7/10
Grim Musical OJ's the Audience
22 December 2007
Tim Burton's gleefully macabre adaptation of Stephen Sondheim's musical smash hit "Sweeney Todd" is the strangest holiday season Oscar bait to come out of Hollywood...well, ever. I'll be the first to admit I am not a fan of film musicals as they are inherently loud and full of paper-thin characters singing and dancing their way through horribly obvious and clichéd plots. However, every so often one comes along that I thoroughly enjoy, like "Chicago" with its hot-blooded dames committing cold-blooded murder during the roaring '20's. Here, bloody revenge is the topic, and Victorian London the setting. The stage was set for a bizarre juxtaposition of seemingly disparate genres: the over-the-top operetta and the over-the-top horror film. On both levels, "Sweeney Todd" delights and horrifies in equal measure.

The film starts awkwardly with foggy CGI set designs and off-key singing covering a clunky exposition about a barber wrongly imprisoned (for, well, I never caught why) and looking for revenge against the judge who drove his wife to suicide (allegedly) and kidnapped his daughter. The film moves slowly until Sacha Baron Cohen ("Borat") shows up with a gin-swilling moppet in tow (Ed Sanders as Toby, the best singing orphan this side of "Oliver!") adding a sense of color, humor, and heart to the film's bleeding core. Once the killings start, the set designs and gore seem to take on a life of their own as Burton paints his vision on screen with the rare wanton abandon of an auteur with final cut.

It would be unfair for me to judge the music and the songs (they were adequately lively in my humble opinion), but the acting was far better than I expected. Johnny Depp was perfectly off-kilter in the lead role. His lack of expression during the "By the Sea" fantasy sequence was priceless. Meanwhile, Helena Bonham Carter performed her third successful evolution as an actress. She was once the darling of the Merchant/Ivory costume drama, then the cult star of "Fight Club", and now the Cockney-accented comic relief in the darkest movie musical ever made. I thought her facial expressions and timing where especially spot-on. I can't think of another actress who has such distinct groups of rabid fans. Alan Rickman is effectively creepy in the villain role, while the two young stars playing the whatever-the-heck-his-name-is-pretty-boy and Johanna were appropriately annoying and dewy-eyed.

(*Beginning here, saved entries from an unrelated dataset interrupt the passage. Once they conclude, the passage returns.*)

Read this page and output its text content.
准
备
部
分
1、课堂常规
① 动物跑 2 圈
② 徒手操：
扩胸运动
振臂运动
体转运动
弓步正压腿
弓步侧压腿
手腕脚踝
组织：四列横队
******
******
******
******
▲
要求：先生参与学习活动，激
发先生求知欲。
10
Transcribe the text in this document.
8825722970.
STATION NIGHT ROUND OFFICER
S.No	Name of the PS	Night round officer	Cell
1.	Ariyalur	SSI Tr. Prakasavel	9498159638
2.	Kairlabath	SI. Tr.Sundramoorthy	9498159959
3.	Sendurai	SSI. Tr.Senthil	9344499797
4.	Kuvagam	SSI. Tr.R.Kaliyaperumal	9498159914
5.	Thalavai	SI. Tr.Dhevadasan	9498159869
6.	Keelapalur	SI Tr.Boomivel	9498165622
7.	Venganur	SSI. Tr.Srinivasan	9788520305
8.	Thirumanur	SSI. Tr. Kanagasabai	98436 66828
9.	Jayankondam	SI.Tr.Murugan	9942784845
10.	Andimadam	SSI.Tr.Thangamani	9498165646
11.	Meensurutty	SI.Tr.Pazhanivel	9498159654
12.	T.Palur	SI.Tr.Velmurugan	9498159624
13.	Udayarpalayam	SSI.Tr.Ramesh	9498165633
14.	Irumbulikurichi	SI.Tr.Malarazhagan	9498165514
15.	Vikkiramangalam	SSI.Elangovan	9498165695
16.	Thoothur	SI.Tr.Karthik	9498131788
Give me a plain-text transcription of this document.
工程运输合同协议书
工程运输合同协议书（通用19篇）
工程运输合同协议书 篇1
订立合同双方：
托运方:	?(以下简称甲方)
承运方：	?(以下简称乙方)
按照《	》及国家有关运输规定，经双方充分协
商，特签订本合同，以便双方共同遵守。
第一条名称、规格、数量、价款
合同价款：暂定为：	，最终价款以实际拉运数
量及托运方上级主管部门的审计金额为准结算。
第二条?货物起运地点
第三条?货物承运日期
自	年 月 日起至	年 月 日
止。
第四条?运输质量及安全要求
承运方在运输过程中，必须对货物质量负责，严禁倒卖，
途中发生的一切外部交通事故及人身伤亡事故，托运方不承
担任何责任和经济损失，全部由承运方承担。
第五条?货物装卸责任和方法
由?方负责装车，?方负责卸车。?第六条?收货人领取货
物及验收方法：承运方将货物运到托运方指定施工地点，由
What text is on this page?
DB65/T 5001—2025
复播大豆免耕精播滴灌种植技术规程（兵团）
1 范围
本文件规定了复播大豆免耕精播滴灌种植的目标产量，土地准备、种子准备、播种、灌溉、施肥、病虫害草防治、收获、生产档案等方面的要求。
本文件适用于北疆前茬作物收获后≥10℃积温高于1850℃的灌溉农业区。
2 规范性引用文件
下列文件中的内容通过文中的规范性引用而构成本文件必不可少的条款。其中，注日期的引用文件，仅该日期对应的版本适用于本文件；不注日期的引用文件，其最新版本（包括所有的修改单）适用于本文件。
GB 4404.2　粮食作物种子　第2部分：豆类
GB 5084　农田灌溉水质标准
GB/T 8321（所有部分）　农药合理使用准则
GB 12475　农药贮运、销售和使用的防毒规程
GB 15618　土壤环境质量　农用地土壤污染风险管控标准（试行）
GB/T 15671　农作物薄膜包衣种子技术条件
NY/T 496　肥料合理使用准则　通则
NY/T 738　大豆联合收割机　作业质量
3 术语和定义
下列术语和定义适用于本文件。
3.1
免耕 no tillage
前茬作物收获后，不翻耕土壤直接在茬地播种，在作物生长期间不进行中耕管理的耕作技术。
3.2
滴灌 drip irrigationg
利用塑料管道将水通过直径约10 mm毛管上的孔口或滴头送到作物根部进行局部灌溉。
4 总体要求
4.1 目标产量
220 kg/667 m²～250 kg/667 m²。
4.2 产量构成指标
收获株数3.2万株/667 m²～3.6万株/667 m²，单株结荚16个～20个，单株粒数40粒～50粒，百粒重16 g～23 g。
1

While the film goes through the requisite motions of an operetta, it succumbs to a fantastically grim and fitting conclusion that ultimately won over the audience. With more dark psychologically rich subtexts and better acting then you come to expect from a film musical, "Sweeney Todd" OJ's its audience with cartoonish gore and spirited song and dance. It's no masterpiece, but it's bloody good fun.